Rafael Kubelik – Dvorak: Symphony No. 9 “From The New World”
Rs.2,599
180-gram LP
Album download included
The name From the New World which Dvorák himself gave his Symphony in E minor, Op. 95, clearly points to the basic idea underlying this work. The contact with the folk music of another land which the Czech composer made during his years in America undoubtedly had a stimulating effect on his creative imagination, a fact which is evident both from available written accounts and from Dvorák’s compositions of that period.
Henry Thacker Burleigh, who often demonstrated old plantation songs at Dvoráks house, later emphasized how deeply impressed his teacher had been by the Negro Spirituals. It was Burleigh, too, who first drew attention to the thematic relationship between the Spiritual Swing low, sweet chariot and the second subsidiary theme of this Symphony’s first movement, introduced by the flute. It seems of little account whether Dvorák himself was aware of this similarity.
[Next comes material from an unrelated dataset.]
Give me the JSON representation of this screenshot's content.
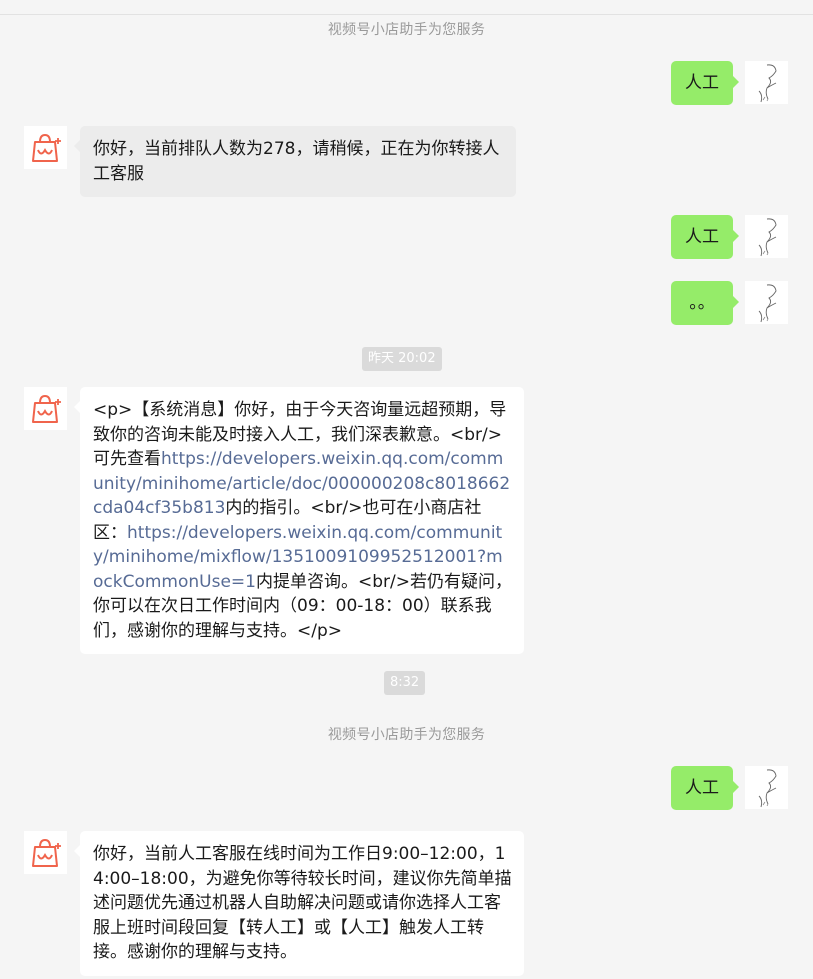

But for his interest in the songs of his coloured pupils, however, such a work as the New World Symphony would never have been written.
The tension built up during the slow introduction is relaxed by the entry of the striking horn theme, which is to influence all four movements. The American character (lowered leading note) of the subsidiary theme, played by the flutes and oboes, is largely overshadowed by its mood of Slavonic melancholy. This and the second subsidiary theme, already mentioned, are in strong contrast to the principal subject of this clearly fashioned movement. For the composition of the Largo in D flat major, entitled Legend in the sketches, Dvorák was inspired, as he himself declared, by a passage from Longfellow s epic poem of the American wilds The Song of Hiawatha, widely popular at that time.
Dvorák worked on this Symphony from January to May 1893, and on the 16th December of that year its world premiere was conducted by Anton Seidl at a New York Philharmonic concert in the Carnegie Hall. According to a report in the New York Herald, enthusiastic applause for Dvorák broke out after the second movement. Its immensely successful premiere launched this work, which is still the most popular of Dvorák’s symphonies, on a triumphal progress of the world’s concert halls.